Based on stream antenna detections, biologists have recorded Yellowstone cutthroat trout migrating from Willow Creek into Ririe Reservoir to presumably forage, overwinter, and mature into adults. Additionally, biologists tagged Yellowstone cutthroat trout in Ririe Reservoir in November 2021 and recorded 45% of those Yellowstone cutthroat trout returning to Willow Creek in April through June of 2022, the spawning season!  This is known as an "adfluvial" life history strategy in which adult fish from a lake or reservoir use a stream for spawning.

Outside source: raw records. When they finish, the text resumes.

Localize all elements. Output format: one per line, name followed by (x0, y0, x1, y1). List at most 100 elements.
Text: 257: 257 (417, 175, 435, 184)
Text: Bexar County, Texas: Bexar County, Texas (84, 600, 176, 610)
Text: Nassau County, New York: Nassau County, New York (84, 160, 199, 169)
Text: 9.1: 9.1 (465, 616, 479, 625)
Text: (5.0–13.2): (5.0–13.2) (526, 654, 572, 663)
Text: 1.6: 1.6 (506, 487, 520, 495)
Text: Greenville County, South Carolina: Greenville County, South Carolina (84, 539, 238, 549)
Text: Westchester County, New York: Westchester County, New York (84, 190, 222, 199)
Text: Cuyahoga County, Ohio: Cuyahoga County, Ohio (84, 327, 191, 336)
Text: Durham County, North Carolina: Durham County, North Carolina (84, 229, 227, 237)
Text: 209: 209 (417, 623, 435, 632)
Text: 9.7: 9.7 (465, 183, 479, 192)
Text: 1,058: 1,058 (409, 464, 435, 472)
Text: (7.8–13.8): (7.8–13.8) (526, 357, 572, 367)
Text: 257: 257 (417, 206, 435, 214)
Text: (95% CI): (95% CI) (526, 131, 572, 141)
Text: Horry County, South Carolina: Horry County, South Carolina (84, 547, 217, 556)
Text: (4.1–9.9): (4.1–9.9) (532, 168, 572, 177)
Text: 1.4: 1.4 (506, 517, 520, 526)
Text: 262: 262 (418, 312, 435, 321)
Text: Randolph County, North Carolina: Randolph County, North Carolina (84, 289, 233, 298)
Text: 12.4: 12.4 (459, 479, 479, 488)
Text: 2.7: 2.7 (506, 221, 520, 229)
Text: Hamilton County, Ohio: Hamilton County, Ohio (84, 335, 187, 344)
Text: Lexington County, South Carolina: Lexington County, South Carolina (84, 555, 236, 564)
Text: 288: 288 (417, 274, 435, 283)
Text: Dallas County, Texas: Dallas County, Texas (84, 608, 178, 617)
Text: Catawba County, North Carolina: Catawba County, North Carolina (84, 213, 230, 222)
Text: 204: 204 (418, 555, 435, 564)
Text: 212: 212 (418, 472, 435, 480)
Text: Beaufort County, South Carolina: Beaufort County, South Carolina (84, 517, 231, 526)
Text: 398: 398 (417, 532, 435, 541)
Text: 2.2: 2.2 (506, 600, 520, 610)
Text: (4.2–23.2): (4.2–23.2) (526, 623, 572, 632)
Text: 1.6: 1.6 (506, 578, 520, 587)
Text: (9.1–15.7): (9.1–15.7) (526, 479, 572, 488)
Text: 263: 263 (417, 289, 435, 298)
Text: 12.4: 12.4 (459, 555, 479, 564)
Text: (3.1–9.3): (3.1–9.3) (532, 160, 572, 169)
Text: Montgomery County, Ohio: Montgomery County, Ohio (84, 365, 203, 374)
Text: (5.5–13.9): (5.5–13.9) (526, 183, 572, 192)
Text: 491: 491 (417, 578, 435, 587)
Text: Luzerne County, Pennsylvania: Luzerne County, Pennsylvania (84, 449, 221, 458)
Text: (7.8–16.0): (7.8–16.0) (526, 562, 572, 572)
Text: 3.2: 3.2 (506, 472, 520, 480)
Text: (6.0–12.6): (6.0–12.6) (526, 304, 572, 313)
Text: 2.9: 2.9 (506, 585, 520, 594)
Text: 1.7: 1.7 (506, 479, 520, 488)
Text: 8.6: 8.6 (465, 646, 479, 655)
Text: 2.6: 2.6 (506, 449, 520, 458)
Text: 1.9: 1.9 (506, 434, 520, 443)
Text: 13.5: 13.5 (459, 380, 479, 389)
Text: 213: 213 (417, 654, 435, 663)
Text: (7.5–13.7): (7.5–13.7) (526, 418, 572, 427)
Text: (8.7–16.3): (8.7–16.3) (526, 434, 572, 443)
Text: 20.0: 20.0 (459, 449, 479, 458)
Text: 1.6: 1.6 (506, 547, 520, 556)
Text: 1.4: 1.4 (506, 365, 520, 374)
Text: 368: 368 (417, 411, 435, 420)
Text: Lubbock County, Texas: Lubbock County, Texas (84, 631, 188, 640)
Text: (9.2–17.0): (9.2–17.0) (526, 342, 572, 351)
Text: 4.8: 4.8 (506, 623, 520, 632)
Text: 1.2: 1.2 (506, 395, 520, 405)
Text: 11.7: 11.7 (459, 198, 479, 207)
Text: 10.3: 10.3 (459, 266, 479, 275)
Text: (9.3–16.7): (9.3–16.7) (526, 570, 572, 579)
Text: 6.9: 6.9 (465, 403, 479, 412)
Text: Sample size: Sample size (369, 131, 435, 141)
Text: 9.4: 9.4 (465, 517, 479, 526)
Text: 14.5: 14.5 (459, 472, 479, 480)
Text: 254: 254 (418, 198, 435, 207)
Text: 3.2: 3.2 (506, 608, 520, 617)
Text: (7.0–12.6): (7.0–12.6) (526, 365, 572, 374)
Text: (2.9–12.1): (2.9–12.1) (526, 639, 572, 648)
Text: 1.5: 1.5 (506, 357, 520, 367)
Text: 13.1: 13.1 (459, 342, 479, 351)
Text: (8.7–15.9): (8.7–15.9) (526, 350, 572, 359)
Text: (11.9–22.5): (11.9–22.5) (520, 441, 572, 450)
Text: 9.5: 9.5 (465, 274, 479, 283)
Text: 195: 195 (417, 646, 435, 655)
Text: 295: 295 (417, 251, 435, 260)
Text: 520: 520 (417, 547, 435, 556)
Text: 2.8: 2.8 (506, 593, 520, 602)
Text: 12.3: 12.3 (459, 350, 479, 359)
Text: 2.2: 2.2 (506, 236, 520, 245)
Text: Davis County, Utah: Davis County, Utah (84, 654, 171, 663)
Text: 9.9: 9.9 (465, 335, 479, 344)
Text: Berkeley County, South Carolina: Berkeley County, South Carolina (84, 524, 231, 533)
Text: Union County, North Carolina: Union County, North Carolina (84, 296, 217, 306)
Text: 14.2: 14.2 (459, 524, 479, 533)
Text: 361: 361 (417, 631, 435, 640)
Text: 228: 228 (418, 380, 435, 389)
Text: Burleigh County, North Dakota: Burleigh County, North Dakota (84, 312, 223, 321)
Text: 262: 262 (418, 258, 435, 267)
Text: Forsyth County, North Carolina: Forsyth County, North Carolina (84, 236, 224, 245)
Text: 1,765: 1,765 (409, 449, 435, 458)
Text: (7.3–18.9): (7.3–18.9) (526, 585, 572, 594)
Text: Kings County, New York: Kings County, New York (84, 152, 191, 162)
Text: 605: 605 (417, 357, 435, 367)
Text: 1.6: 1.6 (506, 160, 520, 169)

In addition to detecting adlfuvial Yellowstone cutthroat trout in Willow Creek, biologists also found that some Yellowstone cutthroat that were tagged in Tex Creek (a tributary of Willow Creek) migrated downstream into Willow Creek and passed an instream antenna. This life history strategy is known as fluvial, in which fish disperse from a small tributary into a larger stream or river.

How is the data used?

Biologists will continue utilizing PIT tags to monitor patterns in the Willow Creek Yellowstone cutthroat trout population to better manage them. Understanding the life history strategies and associated movement patterns helps Fish and Game identify where potential problem areas are for these native trout relative to their suitable habitat or migratory pathways. This helps prioritize areas where limited funds for restoration can be most effectively spent to preserve, protect, and perpetuate the species for anglers to enjoy now and into the future.